Conflict -- from issues of sharing toys to disagreements about rules with parents to arguments with classmates -- has a real impact on the lives of children. Children can explore the meaning of the word "conflict" as a group (i.e. a class in school), with their family, or in a mixed group of old and young. Everyone will have their own perspective on what conflict is and can bring their own experiences to the discussion. In an intergenerational group, older adults sharing personal conflict memories appropriate to the age of children can be very effective.
Beliefs and attitudes about conflict come from many sources: messages we get as children; behaviors modeled by parents, teachers, and friends; attitudes presented by the media; our own experiences with conflict. What do you think when you hear the word "conflict?"
Look up the definition of "conflict" in a dictionary. The word is derived from the Latin conflictus meaning "to strike together."
Write the word "conflict" on the board or in the center of a large sheet of paper. Draw a circle around it. Everyone can then brainstorm what conflict means to them. Try to elicit specific examples, memories, and personal stories about conflict. What kinds of conflicts have you been in? You can have a conflict within yourself, between two people, within a group, or between groups. Ask about conflicts with parents, teachers, friends, and even between countries.
For each conflict example, summarize it with a general word or phrase (e.g. wars, fights, rules, parents, bothers/sisters, friends, bullies) and write the words/phrases around the central circle. Draw lines from words/phrases to join them to the central "conflict" circle. When possible, put words that are related close to each other.

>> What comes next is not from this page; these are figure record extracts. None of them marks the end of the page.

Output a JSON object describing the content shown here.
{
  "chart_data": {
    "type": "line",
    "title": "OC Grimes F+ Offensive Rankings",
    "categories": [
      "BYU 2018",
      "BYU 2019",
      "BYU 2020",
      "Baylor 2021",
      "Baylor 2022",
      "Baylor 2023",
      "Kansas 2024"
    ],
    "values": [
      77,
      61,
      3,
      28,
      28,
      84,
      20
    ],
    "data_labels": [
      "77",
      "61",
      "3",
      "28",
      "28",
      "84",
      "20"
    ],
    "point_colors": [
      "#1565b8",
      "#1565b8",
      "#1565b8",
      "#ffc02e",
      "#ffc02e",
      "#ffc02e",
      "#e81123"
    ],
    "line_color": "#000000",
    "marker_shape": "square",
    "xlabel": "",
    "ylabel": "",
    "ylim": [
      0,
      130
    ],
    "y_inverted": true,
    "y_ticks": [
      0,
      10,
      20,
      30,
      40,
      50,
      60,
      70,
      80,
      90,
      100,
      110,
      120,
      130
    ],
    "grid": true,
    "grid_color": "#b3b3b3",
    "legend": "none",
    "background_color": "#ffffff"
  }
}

You can then branch out from the words/phrases by drawing lines and writing down specifics. For example, from "brothers/sisters" there could be lines going to "using toys and games", "choosing TV shows", and "using the bathroom." From the word "fight" there might be lines to "hitting", "kicking", "biting", "pushing."
What do you see in the conflict web? What do conflicts have in common? What causes conflicts? What makes them worse? What can make them better?
Extension: Is conflict good or bad? The characters that make up the word "conflict" in Chinese mean "danger" and "opportunity." Conflict is like fire -- fire can help you cook and keep you warm, but if it gets out of control can damage and destroy. Discuss how conflict handled properly can have many benefits (e.g. learning about people, learning new ways to respond to problems, building closer relationships, learning more about ourselves).
Variation for Older Children: Write a letter to an alien describing a conflict on Earth. Assume the alien planet is peaceful and has never heard of or experienced conflict.